Oleh: Mochtar Pabottingi
JAKARTA, KOMPAS - Kala para leluhur, pelopor, dan martir-syuhada bangsa memperjuangkan kemerdekaan, inti perjuangan tersimpul dalam satu kata: keutamaan. Ini bersifat multidimensional dan lebur satu sama lain: harkat individu-kolektivitas, napas iman, serta kecintaan kepada Tanah Air, tradisi, dan kebudayaan. Merangkum semua kesadaran politik modern yang menjunjung keadilan dan kebenaran, mengangkat setiap individu-kelompok ke posisi politik terhormat.
Kemerdekaan kita mustahil dipahami di luar konteks penjajahan. Kebangkitan nasional tak lain dari geliat kesadaran kolektivitas politik bangsa Indonesia akan hak-hak dasarnya yang berabad dirampas, termasuk kesadaran tentang bagaimana mengelola negara-bangsa. Di situlah kemerdekaan bertumpu dan menuju.
Keutamaan jadinya bermuara pada sehimpunan prinsip politik komprehensif dalam posisi dialektis dengan titik perkembangan sejarah bangsa kita pada puncak kolonialisme di paruh abad ke-20.
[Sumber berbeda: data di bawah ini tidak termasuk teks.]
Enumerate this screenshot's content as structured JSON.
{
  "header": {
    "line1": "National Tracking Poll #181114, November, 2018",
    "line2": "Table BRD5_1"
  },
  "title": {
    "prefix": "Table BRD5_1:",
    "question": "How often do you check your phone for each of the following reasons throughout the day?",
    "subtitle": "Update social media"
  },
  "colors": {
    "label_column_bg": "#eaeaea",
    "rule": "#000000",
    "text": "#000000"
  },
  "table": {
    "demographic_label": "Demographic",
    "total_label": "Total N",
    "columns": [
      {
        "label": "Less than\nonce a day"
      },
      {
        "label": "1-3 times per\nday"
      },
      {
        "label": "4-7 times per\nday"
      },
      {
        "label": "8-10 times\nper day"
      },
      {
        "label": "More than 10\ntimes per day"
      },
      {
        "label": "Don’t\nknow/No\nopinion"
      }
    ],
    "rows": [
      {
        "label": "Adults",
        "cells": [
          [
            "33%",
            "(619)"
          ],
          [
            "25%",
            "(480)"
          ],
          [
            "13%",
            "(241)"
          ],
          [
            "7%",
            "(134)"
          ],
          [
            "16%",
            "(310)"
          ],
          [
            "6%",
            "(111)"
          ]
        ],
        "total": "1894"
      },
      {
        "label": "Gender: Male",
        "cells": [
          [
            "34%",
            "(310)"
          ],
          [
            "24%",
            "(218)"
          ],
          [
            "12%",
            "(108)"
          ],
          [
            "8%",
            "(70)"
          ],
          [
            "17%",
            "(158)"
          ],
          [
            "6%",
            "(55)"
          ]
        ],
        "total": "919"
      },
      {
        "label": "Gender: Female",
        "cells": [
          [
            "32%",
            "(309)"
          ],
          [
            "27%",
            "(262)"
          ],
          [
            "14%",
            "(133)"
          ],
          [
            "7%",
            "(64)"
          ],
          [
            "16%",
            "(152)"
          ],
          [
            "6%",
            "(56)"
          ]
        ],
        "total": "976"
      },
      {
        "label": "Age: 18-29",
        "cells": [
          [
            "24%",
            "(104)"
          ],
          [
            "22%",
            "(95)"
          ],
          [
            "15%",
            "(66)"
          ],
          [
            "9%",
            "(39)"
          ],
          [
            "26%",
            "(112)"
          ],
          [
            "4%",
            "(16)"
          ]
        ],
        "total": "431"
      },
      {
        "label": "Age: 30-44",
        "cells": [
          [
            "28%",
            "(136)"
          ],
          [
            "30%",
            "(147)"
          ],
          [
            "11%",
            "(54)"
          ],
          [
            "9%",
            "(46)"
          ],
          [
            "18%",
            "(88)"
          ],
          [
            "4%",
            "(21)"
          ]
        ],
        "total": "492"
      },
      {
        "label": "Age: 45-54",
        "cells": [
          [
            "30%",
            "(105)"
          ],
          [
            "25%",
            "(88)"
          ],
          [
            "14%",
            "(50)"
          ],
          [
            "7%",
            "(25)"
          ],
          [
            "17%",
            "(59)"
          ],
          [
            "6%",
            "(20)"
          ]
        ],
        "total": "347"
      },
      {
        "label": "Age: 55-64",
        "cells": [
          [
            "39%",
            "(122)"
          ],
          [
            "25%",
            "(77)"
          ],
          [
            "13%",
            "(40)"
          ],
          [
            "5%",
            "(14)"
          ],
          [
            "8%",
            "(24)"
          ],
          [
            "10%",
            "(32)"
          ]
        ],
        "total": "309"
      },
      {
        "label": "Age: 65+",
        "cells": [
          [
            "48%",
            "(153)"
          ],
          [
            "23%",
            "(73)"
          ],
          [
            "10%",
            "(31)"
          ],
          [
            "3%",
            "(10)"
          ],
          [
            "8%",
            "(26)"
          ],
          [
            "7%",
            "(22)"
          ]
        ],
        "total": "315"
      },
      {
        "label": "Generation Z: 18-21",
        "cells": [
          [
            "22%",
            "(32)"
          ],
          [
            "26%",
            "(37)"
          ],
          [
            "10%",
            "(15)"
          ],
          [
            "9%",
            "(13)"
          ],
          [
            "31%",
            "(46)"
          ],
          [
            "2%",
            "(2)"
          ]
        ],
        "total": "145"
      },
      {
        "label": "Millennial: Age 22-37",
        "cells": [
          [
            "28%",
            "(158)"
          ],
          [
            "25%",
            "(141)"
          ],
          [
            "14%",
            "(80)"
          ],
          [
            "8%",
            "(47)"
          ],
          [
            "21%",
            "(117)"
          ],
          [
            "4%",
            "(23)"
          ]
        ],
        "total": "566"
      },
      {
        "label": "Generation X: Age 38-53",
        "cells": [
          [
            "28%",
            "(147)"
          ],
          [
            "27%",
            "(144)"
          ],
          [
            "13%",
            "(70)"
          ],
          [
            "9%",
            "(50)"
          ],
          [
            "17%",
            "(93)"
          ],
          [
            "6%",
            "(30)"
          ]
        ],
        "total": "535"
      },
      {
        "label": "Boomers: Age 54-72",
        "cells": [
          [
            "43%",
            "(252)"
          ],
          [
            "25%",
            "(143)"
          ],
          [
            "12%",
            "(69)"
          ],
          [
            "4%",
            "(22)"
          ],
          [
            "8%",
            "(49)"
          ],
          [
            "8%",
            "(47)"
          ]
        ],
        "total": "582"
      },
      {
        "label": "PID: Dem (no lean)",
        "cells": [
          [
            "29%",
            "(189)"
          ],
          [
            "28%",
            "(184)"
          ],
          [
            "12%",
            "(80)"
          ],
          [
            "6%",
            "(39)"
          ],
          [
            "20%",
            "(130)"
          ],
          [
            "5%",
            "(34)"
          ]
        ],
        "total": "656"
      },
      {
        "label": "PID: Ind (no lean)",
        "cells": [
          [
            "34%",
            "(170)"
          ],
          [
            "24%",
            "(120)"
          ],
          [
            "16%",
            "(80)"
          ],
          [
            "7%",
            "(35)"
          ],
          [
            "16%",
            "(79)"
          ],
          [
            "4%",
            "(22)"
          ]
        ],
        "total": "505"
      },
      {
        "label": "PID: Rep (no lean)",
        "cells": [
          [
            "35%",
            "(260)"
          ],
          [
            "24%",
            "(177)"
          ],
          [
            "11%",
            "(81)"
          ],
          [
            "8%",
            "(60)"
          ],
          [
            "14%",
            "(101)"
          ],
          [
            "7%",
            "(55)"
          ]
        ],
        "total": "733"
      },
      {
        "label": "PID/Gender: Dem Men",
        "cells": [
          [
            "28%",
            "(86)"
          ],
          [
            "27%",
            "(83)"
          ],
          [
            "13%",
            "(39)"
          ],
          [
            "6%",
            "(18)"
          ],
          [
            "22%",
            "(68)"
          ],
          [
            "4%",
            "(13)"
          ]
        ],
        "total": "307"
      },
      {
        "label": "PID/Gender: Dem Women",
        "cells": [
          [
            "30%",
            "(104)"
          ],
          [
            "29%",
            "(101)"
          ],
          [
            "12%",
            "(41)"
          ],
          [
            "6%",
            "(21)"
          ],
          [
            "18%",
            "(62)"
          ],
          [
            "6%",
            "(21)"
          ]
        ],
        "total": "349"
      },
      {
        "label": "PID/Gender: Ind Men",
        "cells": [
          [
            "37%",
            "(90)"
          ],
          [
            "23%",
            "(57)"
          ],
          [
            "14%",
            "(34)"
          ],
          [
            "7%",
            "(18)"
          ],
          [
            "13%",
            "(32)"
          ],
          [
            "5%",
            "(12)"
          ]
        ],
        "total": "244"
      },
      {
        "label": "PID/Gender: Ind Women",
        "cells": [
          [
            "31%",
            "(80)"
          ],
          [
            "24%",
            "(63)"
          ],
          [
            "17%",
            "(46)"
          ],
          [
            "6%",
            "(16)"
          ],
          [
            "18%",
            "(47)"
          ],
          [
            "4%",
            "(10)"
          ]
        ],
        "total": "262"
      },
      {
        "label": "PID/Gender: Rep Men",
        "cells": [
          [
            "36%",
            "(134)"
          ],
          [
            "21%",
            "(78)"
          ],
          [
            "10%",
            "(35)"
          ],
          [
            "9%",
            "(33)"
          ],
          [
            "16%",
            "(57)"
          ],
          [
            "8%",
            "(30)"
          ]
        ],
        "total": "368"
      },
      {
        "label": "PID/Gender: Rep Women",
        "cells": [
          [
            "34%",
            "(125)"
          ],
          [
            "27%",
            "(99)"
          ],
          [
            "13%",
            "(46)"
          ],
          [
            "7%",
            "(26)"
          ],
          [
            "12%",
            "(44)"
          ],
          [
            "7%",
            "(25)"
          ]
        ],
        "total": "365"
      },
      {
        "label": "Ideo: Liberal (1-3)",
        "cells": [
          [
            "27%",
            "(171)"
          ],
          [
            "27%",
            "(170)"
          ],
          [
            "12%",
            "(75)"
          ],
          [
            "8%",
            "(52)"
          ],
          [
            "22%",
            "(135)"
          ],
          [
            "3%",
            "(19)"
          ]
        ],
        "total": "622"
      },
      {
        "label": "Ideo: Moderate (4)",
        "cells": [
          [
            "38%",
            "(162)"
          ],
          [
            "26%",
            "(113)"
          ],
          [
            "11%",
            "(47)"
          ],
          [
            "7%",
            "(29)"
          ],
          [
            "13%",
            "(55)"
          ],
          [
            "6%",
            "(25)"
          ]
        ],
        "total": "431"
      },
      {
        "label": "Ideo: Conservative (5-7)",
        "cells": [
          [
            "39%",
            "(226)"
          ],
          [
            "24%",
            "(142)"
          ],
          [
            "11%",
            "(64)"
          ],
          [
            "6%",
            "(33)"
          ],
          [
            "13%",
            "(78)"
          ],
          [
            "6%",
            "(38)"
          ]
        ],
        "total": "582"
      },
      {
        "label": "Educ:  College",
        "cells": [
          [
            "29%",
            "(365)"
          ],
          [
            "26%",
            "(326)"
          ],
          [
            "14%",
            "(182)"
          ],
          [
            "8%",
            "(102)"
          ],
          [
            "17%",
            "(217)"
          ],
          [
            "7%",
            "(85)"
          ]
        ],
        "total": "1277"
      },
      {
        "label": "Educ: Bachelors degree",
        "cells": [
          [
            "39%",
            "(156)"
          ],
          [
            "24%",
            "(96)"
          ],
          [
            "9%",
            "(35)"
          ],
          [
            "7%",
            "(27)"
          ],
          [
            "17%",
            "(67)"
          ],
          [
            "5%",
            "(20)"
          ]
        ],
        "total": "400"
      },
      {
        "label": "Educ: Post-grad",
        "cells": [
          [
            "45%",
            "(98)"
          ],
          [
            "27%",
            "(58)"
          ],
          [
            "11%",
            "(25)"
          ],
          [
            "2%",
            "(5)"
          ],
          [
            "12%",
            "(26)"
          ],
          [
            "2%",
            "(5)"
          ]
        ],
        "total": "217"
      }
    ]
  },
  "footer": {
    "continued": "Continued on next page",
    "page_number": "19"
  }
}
Penjajahan yang kita alami, berupa himpunan laku nista sistemik, seperti pemerasan, penindasan, dan dehumanisasi, adalah demi ekstraksi ekonomi-politik kolonial yang berskala masif. Sirnanya "a center of gravity" bumiputra di Nusantara—sejak ujung abad ke-16 dan selama sekitar 350 tahun—berganti dengan muslihat praktis yang mengeksploitasi seluruh rakyat dan Tanah Air kita dalam bentuknya yang paling kasar dan mentah.
Kezaliman kolonial
Dalam penjajahan, leluhur kita banyak diperlakukan bak binatang. Karl Marx menyebut praktik ini sebagai "a primitive accumulation". Jan Pieterszoon Coen (1587-1629) membela kezaliman kolonialnya dengan menyatakan, "Tak bolehkah seorang Eropa memperlakukan ternaknya sesukanya?" Hingga abad ke-20, "honden" dan "inlander" disamakan.
Pemahaman kemerdekaan sebagai perayaan sehimpunan keutamaan politik niscaya harus selalu dikaitkan dengan pesan sentral pidato pembelaan Bung Hatta (Indonesie Vrij, 1928) dan Bung Karno (Indonesia Menggoegat, 1930) serta refleksi Bung Sjahrir (Renungan Indonesia, 1951). Jika Bung Hatta dan Bung Karno menegaskan historisitas antitesis kemerdekaan dengan penjajahan, Bung Sjahrir memurnikan antitesis tersebut dengan renungan kritis nasionalismenya yang terkenal.
Pancasila adalah penyimpul segenap prinsip antitesis yang diutarakan. Sebagai kristalisasi-sublimasi dialektis dari alam penjajahan, Pancasila berfungsi sebagai perumus himpunan prinsip keutamaan politik, sekaligus tumpuan bagi suatu koreksi radikal terhadap realitas penjajahan beserta kemungkinan repetisinya dalam aneka bentuk.
Kita tahu, sebagian dari praktik ekonomi-politik Orde Baru adalah copy paste dari praktik Hindia Belanda. Parlemen Orde Baru, misalnya, adalah substitusi Volksraad. Begitu pula rantai panjang laku teror terhadap rakyat serta kebijakan-kebijakan di bidang pers dan bahan-bahan makanan pokok. L'histoire se repete!